Füzyon ile sınırsız ve temiz enerji mümkün mü?

Bilim insanlarının uzun süredir üzerinde çalıştığı ve ''kavanozdaki güneş'' olarak adlandırdıkları nükleer füzyon santralleri sınırsız ve temiz enerjiye açılan kapı olabilir.

Füzyon ile sınırsız ve temiz enerji mümkün mü? Tam Boyutta Gör

Tüm dünyada fosil kaynakları terk etmeye ve yenilebilir enerjiden daha çok faydalanmaya yönelik hareketlilik gün geçtikçe hızlanıyor. Özellikle rüzgar, güneş ve dalga enerjilerden elektrik üretilmesi için yeni faaliyet alanları açılırken sınırsız ve temiz, neredeyse sıfır karbon emisyonuna sahip, enerjinin üretilmesi için üzerinde çalışılan bir alan var: Füzyon enerjisi

Güneşte sürekli olarak bulunan füzyon enerjisine ulaşmak için öncelikle iki hafif elementin nükleer reaksiyonlar sonucu daha ağır bir element oluşturması sağlanır. Bu dönüşüm sırasında, kütle farklılığından dolayı, açığa çıkan enerji ise Einstein’ın E = mc² formülüyle hesaplanabilen füzyon enerjisini oluşturur.

Füzyon enerjisi üzerine ilk somut çalışmalar 90’lı yıllarda başlamış olsa da bunun günümüzde halen teoriden pratiğe tam anlamıyla dökülememesinin temel iki nedeni var: Elementleri bir araya getirmek için 30-40 milyon santigrat derece ile sağlanan çok büyük bir kuvvete ihtiyaç duyuluyor olması ve bu sıcaklık sonucu ortaya çıkan hidrojen plazmasının reaktörün yüzeyine değmemesi için manyetik alan oluşturularak havada tutma zorunluluğu.

Bu problemlere rağmen şu sıralar dünyanın gözü kulağı iki reaktörden gelecek haberleri bekliyor: Almanya'daki Wendelstein 7-X füzyon reaktörü ve Fransa'daki Uluslararası Termonükleer Deney Reaktörü(ITER).

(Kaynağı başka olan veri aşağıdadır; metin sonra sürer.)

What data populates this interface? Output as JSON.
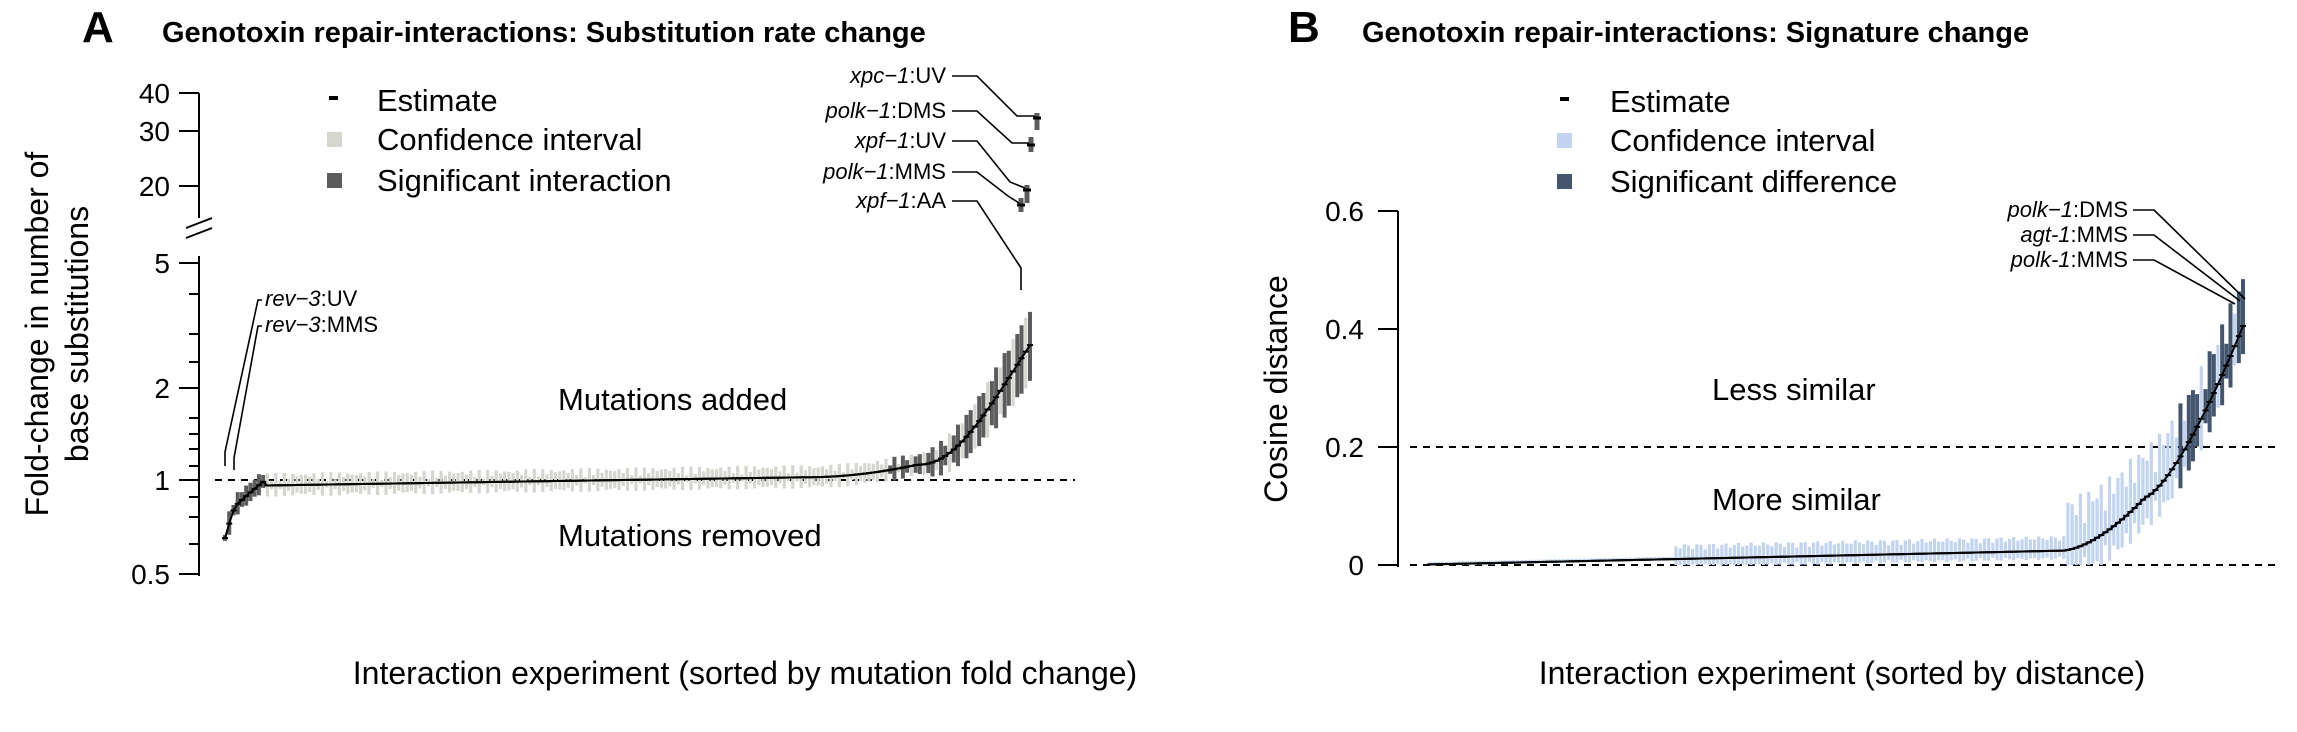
{
  "panels": {
    "a": {
      "letter": "A",
      "title": "Genotoxin repair-interactions: Substitution rate change",
      "ylabel_line1": "Fold-change in number of",
      "ylabel_line2": "base substitutions",
      "xlabel": "Interaction experiment (sorted by mutation fold change)",
      "region_above": "Mutations added",
      "region_below": "Mutations removed",
      "legend": [
        "Estimate",
        "Confidence interval",
        "Significant interaction"
      ],
      "annotations": [
        {
          "gene": "xpc−1",
          "treatment": ":UV"
        },
        {
          "gene": "polk−1",
          "treatment": ":DMS"
        },
        {
          "gene": "xpf−1",
          "treatment": ":UV"
        },
        {
          "gene": "polk−1",
          "treatment": ":MMS"
        },
        {
          "gene": "xpf−1",
          "treatment": ":AA"
        },
        {
          "gene": "rev−3",
          "treatment": ":UV"
        },
        {
          "gene": "rev−3",
          "treatment": ":MMS"
        }
      ]
    },
    "b": {
      "letter": "B",
      "title": "Genotoxin repair-interactions: Signature change",
      "ylabel": "Cosine distance",
      "xlabel": "Interaction experiment (sorted by distance)",
      "region_above": "Less similar",
      "region_below": "More similar",
      "legend": [
        "Estimate",
        "Confidence interval",
        "Significant difference"
      ],
      "annotations": [
        {
          "gene": "polk−1",
          "treatment": ":DMS"
        },
        {
          "gene": "agt-1",
          "treatment": ":MMS"
        },
        {
          "gene": "polk-1",
          "treatment": ":MMS"
        }
      ]
    }
  },
  "colors": {
    "a_ci": "#d6d6d0",
    "a_sig": "#5c5c5c",
    "b_ci": "#c2d4f0",
    "b_sig": "#44556e",
    "estimate": "#000000"
  },
  "chart_data": [
    {
      "type": "scatter",
      "panel": "A",
      "yscale": "log (broken axis)",
      "ylim_lower": [
        0.5,
        5
      ],
      "ylim_upper": [
        20,
        40
      ],
      "yticks_lower": [
        "0.5",
        "1",
        "2",
        "5"
      ],
      "yticks_upper": [
        "20",
        "30",
        "40"
      ],
      "reference_line": 1,
      "n": 196,
      "highlighted": [
        {
          "label": "rev-3:UV",
          "estimate": 0.65,
          "lo": 0.56,
          "hi": 0.78
        },
        {
          "label": "rev-3:MMS",
          "estimate": 0.84,
          "lo": 0.78,
          "hi": 0.9
        },
        {
          "label": "xpf-1:AA",
          "estimate": 17,
          "lo": 16,
          "hi": 18
        },
        {
          "label": "polk-1:MMS",
          "estimate": 19,
          "lo": 17.5,
          "hi": 21
        },
        {
          "label": "xpf-1:UV",
          "estimate": 27,
          "lo": 25.5,
          "hi": 28.5
        },
        {
          "label": "polk-1:DMS",
          "estimate": 27.5,
          "lo": 26,
          "hi": 29
        },
        {
          "label": "xpc-1:UV",
          "estimate": 33,
          "lo": 30,
          "hi": 37
        }
      ]
    },
    {
      "type": "scatter",
      "panel": "B",
      "ylim": [
        0,
        0.6
      ],
      "yticks": [
        "0",
        "0.2",
        "0.4",
        "0.6"
      ],
      "reference_lines": [
        0,
        0.2
      ],
      "n": 196,
      "highlighted": [
        {
          "label": "polk-1:MMS",
          "estimate": 0.39
        },
        {
          "label": "agt-1:MMS",
          "estimate": 0.4
        },
        {
          "label": "polk-1:DMS",
          "estimate": 0.405
        }
      ]
    }
  ]
}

Almanya denemelere başladı

Geçtiğimiz yılın şubat ayında, 19 yıllık bir çalışma ve harcanan 1 milyar euronun ardından ilk defa test edilen W7-X reaktörü ‘’stellarator’’ isimli yapısı sayesinde manyetik alan oluşturarak plazmanın reaktörün yüzeyiyle temas etmesini engelliyor. Diğer reaktörlerin ‘’tokamak’’ isimli halka yapısının aksine kıvrımlı bir yapıya sahip olan ‘’stellarator’’ plazmanın reaktörün yüzeyine temas etmesiyle reaktörü eriterek çevreye sızma ihtimalini ortadan kaldırıyor.

2005 Yılında yapımına başlanan ve 20 milyar euro harcanan ITER ise henüz çalışmalarına başlamış değil; ilk plazmanın 2025’in aralık ayında üretilmesiyle resmi başlangıcını yapması planlanıyor. ITER’in reaktörü plazmadan korumak için kullandığı yöntem ise daha farklı. Tokamak(halka şeklinde) yapıya sahip olan ITER metale uyumlu manyetik alan yaratan bir plasenta kullanıyor ve plazmayı sabit bir şekilde tutmayı hedefliyor.

Birisi nükleer füzyon santrali olabilir

Bu iki reaktör plazmanın sabit bir şekilde tutulması için farklı yöntemler kullansalar da çalışma prensipleri, plazmayı ısıtmak için kullandıkları harici ısıtma sistemleri(radyo frekansları gibi) ve plazma teşhis teknolojisi bakımından oldukça benzerler. Araştırmacılar bu iki reaktörden en azından birisinin nihai çalışan bir nükleer füzyon santraline dönüşmesini bekliyorlar.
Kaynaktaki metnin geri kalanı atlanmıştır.